As part of this year's Top 100 coverage, Lawn & Landscape convened CEOs, presidents and other leaders from companies on the list. We asked to eavesdrop on their conversations – which ranged from how to find good employees to how to choose services to how to make the landscape industry sexier – so we could share their ideas with the broader industry. On the pages that follow, we have two of those conversations for you. The first is among Jen Lemcke, COO at Weed Man USA in Oshawa, Ontario, and Frank Mariani and Fred Wacker, CEO and president, respectively, at Mariani Landscape, Lake Bluff, Ill. The second is between Christy Webber, president, Christy Webber Landscapes in Chicago, and Jim McCutcheon, CEO, HIghGrove Partners in Austell, Ga.
Lemcke: Recruiting right now is one of our big issues. We're seeing it in pockets across the U.S. Gone are the days you can put an ad in the newspaper and get the phone ringing for people coming in. So you need to be innovative in how you're recruiting employees and getting good talent. But it goes beyond that. You've got to manage the process. I'm trying to put my finger on it right now onto why it's not working in some areas.
It's also acquiring online customers and really adapting our technology with some of our processes with customer service. People are expecting a higher level of service, and we've got some of the highest retention rate in our segment of the industry, so we're very happy with that but I think we could be better, and I think technology will help us be better.
Wacker: Jen, you're talking about the need for assistance to allow for someone coming to Weed Man to be able to engage with you in an easy-to-do-business way so that they could start their program with you?

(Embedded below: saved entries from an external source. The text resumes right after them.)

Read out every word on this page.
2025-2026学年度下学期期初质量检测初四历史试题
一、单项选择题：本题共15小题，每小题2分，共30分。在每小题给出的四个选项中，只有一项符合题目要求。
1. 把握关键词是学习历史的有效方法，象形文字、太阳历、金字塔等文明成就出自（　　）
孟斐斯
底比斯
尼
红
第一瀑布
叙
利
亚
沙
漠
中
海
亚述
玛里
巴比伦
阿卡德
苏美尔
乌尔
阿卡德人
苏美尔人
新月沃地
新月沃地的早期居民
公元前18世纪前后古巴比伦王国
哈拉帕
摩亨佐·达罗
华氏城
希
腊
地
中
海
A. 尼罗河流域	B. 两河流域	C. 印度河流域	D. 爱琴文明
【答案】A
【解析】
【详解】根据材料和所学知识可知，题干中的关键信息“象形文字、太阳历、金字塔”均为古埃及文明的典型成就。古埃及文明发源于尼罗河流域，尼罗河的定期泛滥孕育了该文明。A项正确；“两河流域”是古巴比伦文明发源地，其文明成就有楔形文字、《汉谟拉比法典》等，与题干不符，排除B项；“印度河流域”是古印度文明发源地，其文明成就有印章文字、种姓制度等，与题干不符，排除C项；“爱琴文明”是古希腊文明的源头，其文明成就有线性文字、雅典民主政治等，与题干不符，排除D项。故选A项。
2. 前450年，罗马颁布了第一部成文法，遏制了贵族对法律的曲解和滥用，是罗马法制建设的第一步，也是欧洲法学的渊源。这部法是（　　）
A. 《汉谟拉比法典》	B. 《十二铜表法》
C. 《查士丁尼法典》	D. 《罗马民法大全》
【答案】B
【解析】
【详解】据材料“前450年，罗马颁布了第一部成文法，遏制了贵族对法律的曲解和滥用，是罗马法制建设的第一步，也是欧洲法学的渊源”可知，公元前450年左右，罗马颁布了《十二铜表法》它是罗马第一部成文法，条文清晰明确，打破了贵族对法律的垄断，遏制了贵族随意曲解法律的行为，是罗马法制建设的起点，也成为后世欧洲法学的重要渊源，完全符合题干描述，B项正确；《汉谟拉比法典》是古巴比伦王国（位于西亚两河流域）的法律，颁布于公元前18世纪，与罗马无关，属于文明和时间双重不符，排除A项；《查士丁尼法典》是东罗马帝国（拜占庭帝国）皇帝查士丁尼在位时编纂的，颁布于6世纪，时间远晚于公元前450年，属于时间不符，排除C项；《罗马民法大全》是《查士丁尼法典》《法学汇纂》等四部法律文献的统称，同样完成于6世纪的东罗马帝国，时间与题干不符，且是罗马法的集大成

Lemcke: A little beyond that. If they want a quote, they fill it out and it goes to the right franchisee. What I'm talking about are the people that come to our website … but they didn't quite have enough request to quote. We're not doing enough for those people and then on top of that bringing people to our website.
We have a system where you can manage your account on-line, pay your bills online, order services, all of that but it's going beyond that, Fred – allow them to maybe not commit fully to a quote or engage with the company but allow them to get something for free that they can download, and we get a little piece of their information where we can fully ease them into our brand and bring them on-board.
You get these service companies now, and these are small industries – that will tell you 10 minutes before your technician's about to come in and do a service on your fridge. They call you afterwards for quality control.
Wacker: I can take a shot at our lead challenge in 2015, and how we're addressing it. We probably get a lot of the same challenges, Jen but I think recruitment is really important to us, too.
We're both on the professional side and on the field labor side, but professionally we know that on this, sales and horticulturally, I think sales talent is going to come out of the colleges and universities that have good horticultural programs, and we've turned them into our best source.
But, you know, I want to say it's more than sales but sales is an important aspect, but it's the people that really get engaged with the clients on a professional dialogue and be able to manage a landscape program.